A obra da historiadora Cristiane Garcia Teixeira trata da revista O Espelho e dos atores que tiveram maior participação na efêmera vida desse periódico. Deu destaque ao espaço ocupado por cada um deles na revista, que é caracterizada por ela, mais além de um periódico, como um lugar de relações afetivas e sociais. O Espelho – revista de literatura, modas, indústria e artes – começou a circular no Rio de Janeiro no dia 4 de setembro de 1859 e, no ano seguinte, desapareceria. Não é surpresa que, em uma sociedade atrasada (escravocrata e majoritariamente analfabeta), tenha durado tão pouco. Foram apenas 19 edições, porém, mais do que suficientes, para revelar, nas suas páginas, a genialidade do então novel escritor Joaquim Maria Machado de Assis (1839-1908).

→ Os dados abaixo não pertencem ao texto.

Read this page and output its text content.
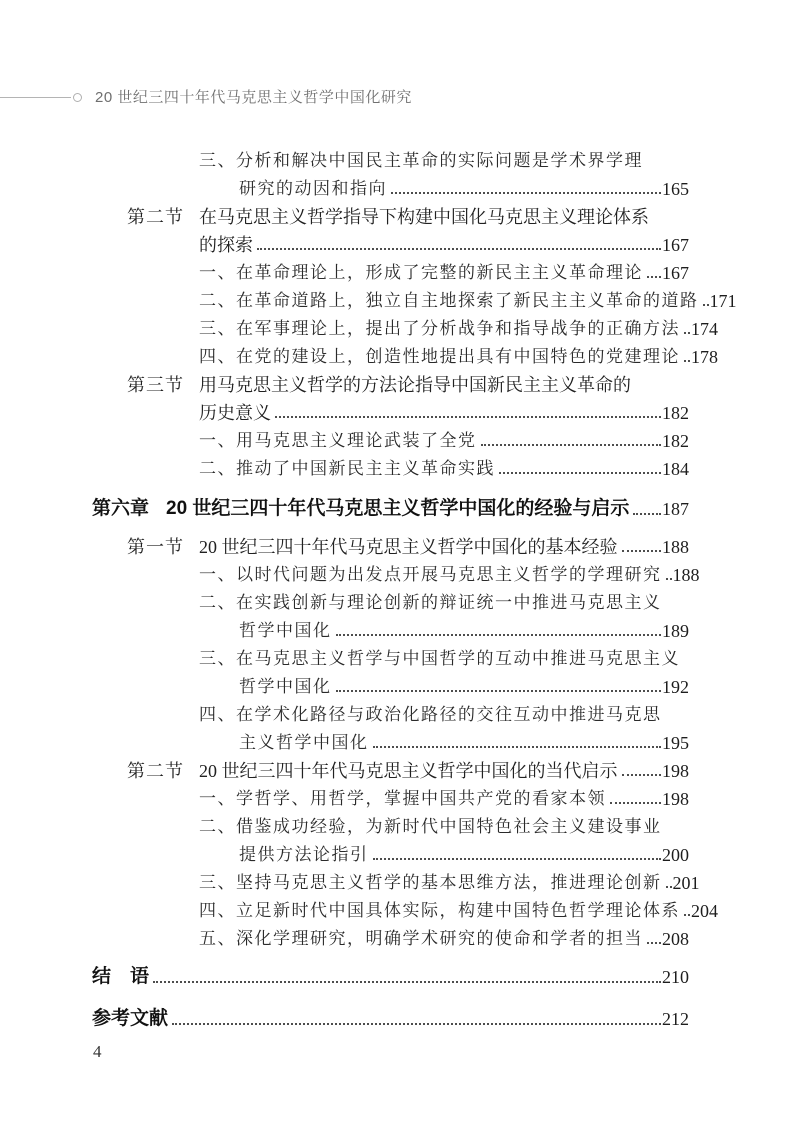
20 世纪三四十年代马克思主义哲学中国化研究
三、分析和解决中国民主革命的实际问题是学术界学理
研究的动因和指向	165
第二节 在马克思主义哲学指导下构建中国化马克思主义理论体系
的探索	167
一、在革命理论上，形成了完整的新民主主义革命理论 167
二、在革命道路上，独立自主地探索了新民主主义革命的道路 171
三、在军事理论上，提出了分析战争和指导战争的正确方法 174
四、在党的建设上，创造性地提出具有中国特色的党建理论 178
第三节 用马克思主义哲学的方法论指导中国新民主主义革命的
历史意义	182
一、用马克思主义理论武装了全党	182
二、推动了中国新民主主义革命实践	184
第六章 20 世纪三四十年代马克思主义哲学中国化的经验与启示 187
第一节 20 世纪三四十年代马克思主义哲学中国化的基本经验 188
一、以时代问题为出发点开展马克思主义哲学的学理研究 188
二、在实践创新与理论创新的辩证统一中推进马克思主义
哲学中国化	189
三、在马克思主义哲学与中国哲学的互动中推进马克思主义
哲学中国化	192
四、在学术化路径与政治化路径的交往互动中推进马克思
主义哲学中国化	195
第二节 20 世纪三四十年代马克思主义哲学中国化的当代启示 198
一、学哲学、用哲学，掌握中国共产党的看家本领	198
二、借鉴成功经验，为新时代中国特色社会主义建设事业
提供方法论指引	200
三、坚持马克思主义哲学的基本思维方法，推进理论创新 201
四、立足新时代中国具体实际，构建中国特色哲学理论体系 204
五、深化学理研究，明确学术研究的使命和学者的担当 208
结　语	210
参考文献	212
4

Outro escritor conhecido, que marcou presença nas páginas de O Espelho, foi Casimiro de Abreu (1839-1860). O poeta romântico, de livro único, Primaveras, publicado em 1859, que imortalizou o poema Meus oito anos (Oh! que saudades que tenho/ Da aurora da minha vida,/ Da minha infância querida/ Que os anos não trazem mais! ...). Mas, indubitavelmente, além do seu criador, Francisco Eleutério de Sousa, a figura de proa de O Espelho foi Machado de Assis. O cânone da literatura brasileira, escreveu diversos e variados textos (artigos de opinião, crônicas, críticas teatrais e literárias, poesias e, supostamente, biografias). Foram 40 textos assinados por Machado de Assis. Em 12 ocasiões, o futuro criador da Academia Brasileira de Letras, ocupou o espaço de abertura da revista.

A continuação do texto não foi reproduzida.